Comentário ao post ‘Xadrez da República Fundamentalista do Brasil, por Luis Nassif

Estudaremos no futuro como foi possível a junção no voto de boa parte dos neopentecostais, pastores midiáticos e seus rebanhos de classes populares, e de boa parte da classe média e médio-alta tradicional com seu esoterismo e sua ligação com o Espiritismo e a busca pela liberdade irrestrita, que o fundamentalismo religioso repelirá.

Duas forças, a primeira: do Fundamentalismo Religioso, da Vida regida pela leitura ao pé da letra do Antigo Testamento com a segunda: da busca por uma liberdade absoluta, sem nenhuma vontade de acatar regras, de se sentir pertencente a uma sociedade, que é contra a ingerência do Estado e do individualismo extremo.

 

Um voto inconciliável dentro da razão. Por isto, acerta, creio eu, quem diz que a irracionalidade permeou a Eleição, claro, que dentro de um processo de construção dela, que vem, com maior força e sem muitos anteparos, desde 2012 com o Julgamento do “Mensalão”, e o desespero da Direita liberal de retomada do Poder a qualquer custo, não possível via urna com o sucesso das administrações do PT. 

Associou-se no voto em 2018 o incluído da sociedade de castas dos tempos de FHC para trás e o incluído na Era petista.

O sujeito que ia na Paulista protestar contra o Governo do PT e o sujeito da ascensão social pelos anos petistas no Governo Federal juntos no voto.

O que tinha ódio do pobre, da sua ascensão e concorrência nas universidades e mercado de trabalho e o pobre que ascendeu socialmente, em parte significativa, se juntaram no voto. O que quer que o pobre continue pobre e o pobre que sentiu, pós-Golpe, um novo declínio social, se deram as mãos em um abraço de afogados.

O contra o Bolsa Família se juntou do que recebe ou tem parentes que recebem Bolsa Família. 

E assim caminharemos:

O classe média tradicional adentrando em uma realidade comandada por um fundamentalismo religioso e restrição das liberdades individuais e o neopentecostal caminhando para a degola plena nos seus direitos sociais.

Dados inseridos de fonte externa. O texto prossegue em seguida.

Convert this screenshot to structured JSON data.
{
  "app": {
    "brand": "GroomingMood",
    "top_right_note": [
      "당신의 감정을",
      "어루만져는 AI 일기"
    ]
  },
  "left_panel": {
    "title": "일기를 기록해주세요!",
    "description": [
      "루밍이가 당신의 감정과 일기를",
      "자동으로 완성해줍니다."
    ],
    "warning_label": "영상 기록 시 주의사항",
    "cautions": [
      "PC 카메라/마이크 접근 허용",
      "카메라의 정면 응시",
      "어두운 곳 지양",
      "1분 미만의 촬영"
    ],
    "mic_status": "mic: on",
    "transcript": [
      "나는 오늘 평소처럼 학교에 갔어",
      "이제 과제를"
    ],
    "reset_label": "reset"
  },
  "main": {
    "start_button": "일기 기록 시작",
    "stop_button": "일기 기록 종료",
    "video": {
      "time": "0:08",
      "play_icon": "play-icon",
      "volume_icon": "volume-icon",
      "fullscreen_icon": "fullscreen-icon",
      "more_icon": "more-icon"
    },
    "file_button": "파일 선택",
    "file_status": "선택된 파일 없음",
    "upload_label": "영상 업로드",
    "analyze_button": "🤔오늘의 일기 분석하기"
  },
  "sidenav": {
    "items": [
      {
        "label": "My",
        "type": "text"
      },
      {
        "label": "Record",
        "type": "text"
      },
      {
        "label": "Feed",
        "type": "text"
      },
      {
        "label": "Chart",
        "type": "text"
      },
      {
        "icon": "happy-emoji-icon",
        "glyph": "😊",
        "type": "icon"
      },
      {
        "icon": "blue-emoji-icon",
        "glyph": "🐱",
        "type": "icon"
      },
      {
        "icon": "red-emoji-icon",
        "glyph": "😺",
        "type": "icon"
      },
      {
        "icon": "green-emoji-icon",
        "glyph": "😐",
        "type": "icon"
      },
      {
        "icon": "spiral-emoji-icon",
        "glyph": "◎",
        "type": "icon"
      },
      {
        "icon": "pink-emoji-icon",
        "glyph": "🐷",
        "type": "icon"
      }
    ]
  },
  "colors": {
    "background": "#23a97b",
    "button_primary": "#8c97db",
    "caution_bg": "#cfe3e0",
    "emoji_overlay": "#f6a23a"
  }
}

Duas partes inconciliáveis. A da patroa e a da faxineira se deram as mãos e, agora, ficamos todos perdedores.

Como pode ser racional esse voto casado?

Como é que uma Luta de Classes se transformou na irracionalidade do voto? Do voto contra si mesmos. É um voto sem vencedores. Gente de todas as classes sociais irmanadas em uma mesma candidatura? Em um país, onde, a marca registrada do voto foi o voto profundamente marcado pela Luta de Classes nas eleições presidenciais deste Século?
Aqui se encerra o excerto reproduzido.